Metabolism - Electron Flow and Energy Production (1)
Metabolism Overview
Electron Flow and Energy Production
Metabolism encompasses all biochemical reactions, primarily involving electron flow for energy production.
Energy Metabolism Processes
Anabolism vs. Catabolism
Anabolism: Uses nutrients for biosynthesis, requires energy to form macromolecules and cellular components.
Catabolism: Breaks down organic and inorganic compounds to release energy, used for motility and nutrient transport.
Waste products from catabolism include fermentation by-products (acids, alcohols, gases).
Understanding Metabolism
Definition of Metabolism
Sum of all chemical reactions in a cell.
Catabolic reactions: Energy-producing processes, breaking down molecules.
Anabolic reactions: Energy-using processes, building complex molecules.
Redox Reactions in Energy Production
Oxidation-Reduction Reactions
Oxidation: Loss of electrons.
Reduction: Gain of electrons.
These reactions are coupled; electron donors transfer electrons to acceptors, where donors get oxidized and acceptors are reduced.
Example of a Redox Reaction
Overall Reaction:
C6H12O6 + 6 O2 → 6 CO2 + 6 H2O
Glucose (C6H12O6) oxidized to CO2; O2 reduced to H2O.
Electron Carriers in Metabolism
Role of Electron Carriers: Facilitate electron transfer from donors to acceptors.
Includes membrane-bound carriers (e.g., cytochrome c) and freely diffusible coenzymes (e.g., NAD+/NADH).
NAD+/NADH details:
NAD+: Oxidized form
NADH: Reduced form, involved in electron transport and energy production.
Enzymatic Reactions and Energy Transfer
Enzyme Reactions:
Reaction 1: Enzyme I + NAD+ reacts with substrate to form NADH, produce CO2, and generate a-ketoglutarate.
Reaction 2: Enzyme II + NADH reacts with a-ketoglutarate to form Glutamate.
NAD+/NADH Cycling - Key Steps
Enzyme I reacts with electron donor and NAD+ to form NADH.
The product is released.
Enzyme II then reacts with the electron acceptor and NADH, regenerating NAD+.
Energy Currency in Cells
ATP (Adenosine Triphosphate):
Main energy carrier in biological systems.
Contains two high-energy phosphoanhydride bonds.
Energy Storage Compounds:
Short-term: ATP.
Long-term: Glycogen, Poly-β-hydroxybutyrate, elemental sulfur.
Phosphorylation Processes
Substrate-level Phosphorylation: Direct transfer of phosphate from a substrate to ADP to synthesize ATP.
Oxidative Phosphorylation: Inorganic phosphate is added to ADP via ATP synthase, utilizing the proton motive force.

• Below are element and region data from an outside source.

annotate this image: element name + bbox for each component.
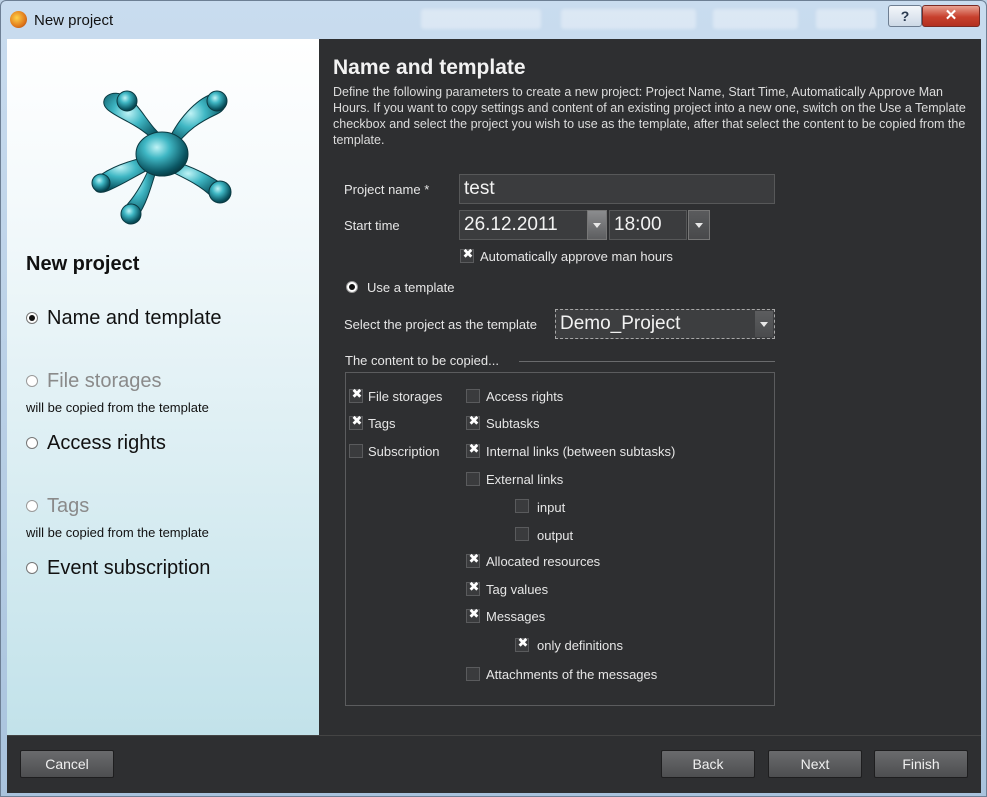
step-radio (26, 375, 38, 387)
template-select[interactable]: Demo_Project (555, 309, 775, 339)
use-template-radio[interactable] (346, 281, 358, 293)
content-label: Access rights (486, 389, 564, 404)
step-access-rights[interactable]: Access rights (26, 432, 166, 455)
content-checkbox-output[interactable] (515, 527, 529, 541)
step-radio (26, 562, 38, 574)
content-checkbox-external-links[interactable] (466, 472, 480, 486)
step-note: will be copied from the template (26, 400, 209, 415)
step-radio (26, 312, 38, 324)
content-label: Internal links (between subtasks) (486, 444, 676, 459)
next-button[interactable]: Next (768, 750, 862, 778)
auto-approve-checkbox[interactable] (460, 247, 475, 263)
content-checkbox-subtasks[interactable] (466, 414, 481, 430)
start-time-label: Start time (344, 218, 400, 233)
help-button[interactable]: ? (888, 5, 922, 27)
wizard-steps-pane: New project Name and template File stora… (7, 39, 319, 735)
back-button[interactable]: Back (661, 750, 755, 778)
finish-button[interactable]: Finish (874, 750, 968, 778)
start-clock-input[interactable]: 18:00 (609, 210, 687, 240)
window-title: New project (34, 12, 114, 29)
template-select-dropdown-button[interactable] (755, 311, 773, 337)
background-tab-blurred (816, 9, 876, 29)
page-title: Name and template (333, 56, 526, 79)
content-label: Attachments of the messages (486, 667, 658, 682)
step-tags[interactable]: Tags (26, 495, 89, 518)
start-date-dropdown-button[interactable] (587, 210, 607, 240)
wizard-heading: New project (26, 253, 140, 275)
content-checkbox-only-definitions[interactable] (515, 636, 530, 652)
step-name-and-template[interactable]: Name and template (26, 307, 222, 330)
content-checkbox-file-storages[interactable] (349, 387, 364, 403)
content-label: only definitions (537, 638, 623, 653)
step-event-subscription[interactable]: Event subscription (26, 557, 210, 580)
step-radio (26, 500, 38, 512)
use-template-label: Use a template (367, 280, 455, 295)
wizard-footer: Cancel Back Next Finish (7, 735, 981, 793)
project-name-label: Project name * (344, 182, 430, 197)
content-label: Subscription (368, 444, 440, 459)
background-tab-blurred (421, 9, 541, 29)
title-bar[interactable]: New project ? ✕ (1, 1, 986, 37)
project-name-input[interactable]: test (459, 174, 775, 204)
auto-approve-label: Automatically approve man hours (480, 249, 673, 264)
content-checkbox-input[interactable] (515, 499, 529, 513)
content-label: output (537, 528, 574, 543)
content-checkbox-tag-values[interactable] (466, 580, 481, 596)
content-label: Tags (368, 416, 396, 431)
content-label: input (537, 500, 566, 515)
cancel-button[interactable]: Cancel (20, 750, 114, 778)
page-description: Define the following parameters to creat… (333, 85, 966, 147)
content-label: Allocated resources (486, 554, 601, 569)
step-file-storages[interactable]: File storages (26, 370, 162, 393)
content-label: External links (486, 472, 564, 487)
content-checkbox-messages[interactable] (466, 607, 481, 623)
close-button[interactable]: ✕ (922, 5, 980, 27)
content-checkbox-allocated-resources[interactable] (466, 552, 481, 568)
content-label: Tag values (486, 582, 549, 597)
start-clock-dropdown-button[interactable] (688, 210, 710, 240)
content-checkbox-internal-links[interactable] (466, 442, 481, 458)
new-project-window: New project ? ✕ New project Name and tem… (0, 0, 987, 797)
content-checkbox-tags[interactable] (349, 414, 364, 430)
step-note: will be copied from the template (26, 525, 209, 540)
content-group-heading: The content to be copied... (345, 353, 499, 368)
project-logo-icon (91, 90, 232, 225)
background-tab-blurred (561, 9, 696, 29)
wizard-frame: New project Name and template File stora… (7, 39, 981, 793)
content-checkbox-subscription[interactable] (349, 444, 363, 458)
step-radio (26, 437, 38, 449)
content-checkbox-access-rights[interactable] (466, 389, 480, 403)
content-label: Messages (486, 609, 546, 624)
content-checkbox-attachments[interactable] (466, 667, 480, 681)
content-label: Subtasks (486, 416, 540, 431)
content-group-divider (519, 361, 775, 362)
app-icon (10, 11, 27, 28)
start-date-input[interactable]: 26.12.2011 (459, 210, 607, 240)
background-tab-blurred (713, 9, 798, 29)
select-template-label: Select the project as the template (344, 317, 537, 332)
wizard-content-pane: Name and template Define the following p… (319, 39, 981, 735)
content-label: File storages (368, 389, 443, 404)
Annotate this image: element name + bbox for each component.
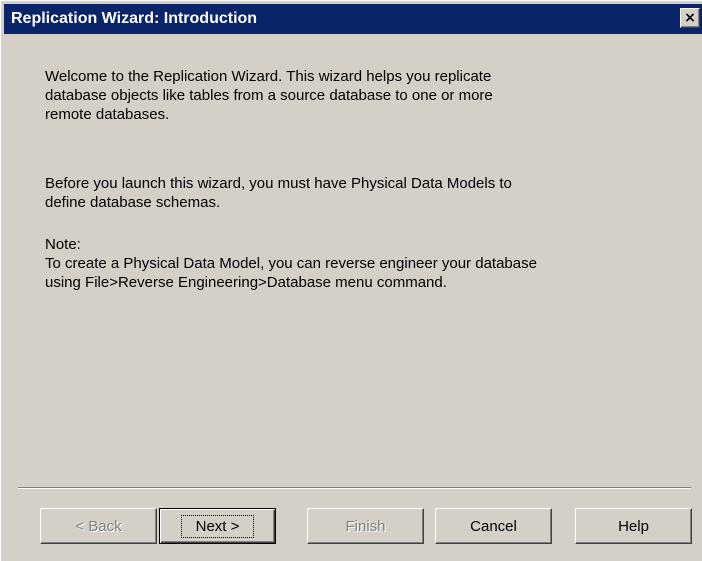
replication-wizard-dialog: Replication Wizard: Introduction × Welco… (0, 0, 702, 561)
next-button-label: Next > (180, 514, 255, 538)
button-separator (18, 487, 691, 489)
back-button[interactable]: < Back (40, 508, 157, 544)
close-button[interactable]: × (680, 8, 700, 28)
finish-button[interactable]: Finish (307, 508, 424, 544)
close-icon: × (684, 10, 696, 26)
back-button-label: < Back (75, 517, 122, 535)
title-bar[interactable]: Replication Wizard: Introduction × (4, 4, 702, 34)
cancel-button[interactable]: Cancel (435, 508, 552, 544)
finish-button-label: Finish (345, 517, 386, 535)
help-button[interactable]: Help (575, 508, 692, 544)
help-button-label: Help (618, 517, 649, 535)
window-title: Replication Wizard: Introduction (11, 10, 258, 27)
cancel-button-label: Cancel (470, 517, 517, 535)
next-button[interactable]: Next > (159, 508, 276, 544)
note-paragraph: Note: To create a Physical Data Model, y… (45, 236, 537, 291)
prerequisite-paragraph: Before you launch this wizard, you must … (45, 175, 512, 211)
welcome-paragraph: Welcome to the Replication Wizard. This … (45, 68, 493, 123)
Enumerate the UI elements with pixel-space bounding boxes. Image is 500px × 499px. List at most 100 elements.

Common Enzymes in Metabolism
Dehydrogenases: Involved in oxidation reactions. E.g., Glyceraldehyde-3-P dehydrogenase (glycolysis), Lactate dehydrogenase (fermentation).

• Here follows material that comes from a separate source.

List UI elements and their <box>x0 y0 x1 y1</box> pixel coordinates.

Kinases: Phosphorylate substrates. E.g., Hexokinase (first step of glycolysis).
Synthases: Catalyze synthesis reactions. E.g., ATP synthase (oxidative phosphorylation).
Glycolysis Overview
Role in Metabolism: Major pathway of glucose metabolism.
Outputs: Produces 2 ATP and 2 pyruvate per glucose, occurring in the cytoplasm of cells.
Key Steps: Include substrate-level phosphorylation at steps 7 and 10, involving ATP formation.
Fermentation vs. Respiration
Anaerobic Processes:
Fermentation: Occurs without electron acceptor; yields few ATP.
Respiration: Uses electron acceptors (O2 or other molecules) to completely oxidize substrates, producing more ATP.
Types of Fermentation**
Alcohol Fermentation: Produces ethanol and CO2 from glucose. Key organisms include yeast.
Lactate Fermentation: Produces lactic acid from glucose, involves microbes like Streptococcus.
Methanogenesis and Acetogenesis**
Methanogenesis: Anaerobic production of methane by methanogenic archaea from CO2 and H2, crucial in various ecosystems and bioreactors.
Acetogenesis: Involves production of acetate from CO2 and H2, important in certain anaerobic bacteria.
Calvin-Benson Cycle**
Component of Photosynthesis: Uses ATP to fix CO2 into organic compounds. Key reactions involve enzyme RubisCO and energy input for biosynthesis.
Phototrophic Organisms**
Photoautotrophs vs. Photoheterotrophs: Different types of organisms using light as an energy source.
Photoautotrophs utilize CO2, whereas photoheterotrophs utilize organic compounds.
Summary of Key Differences**
Fermentation: Primarily substrate-level phosphorylation, no electron transport system.
Respiration: Involves electron transport, generates more ATP through substrate-level and oxidative phosphorylation.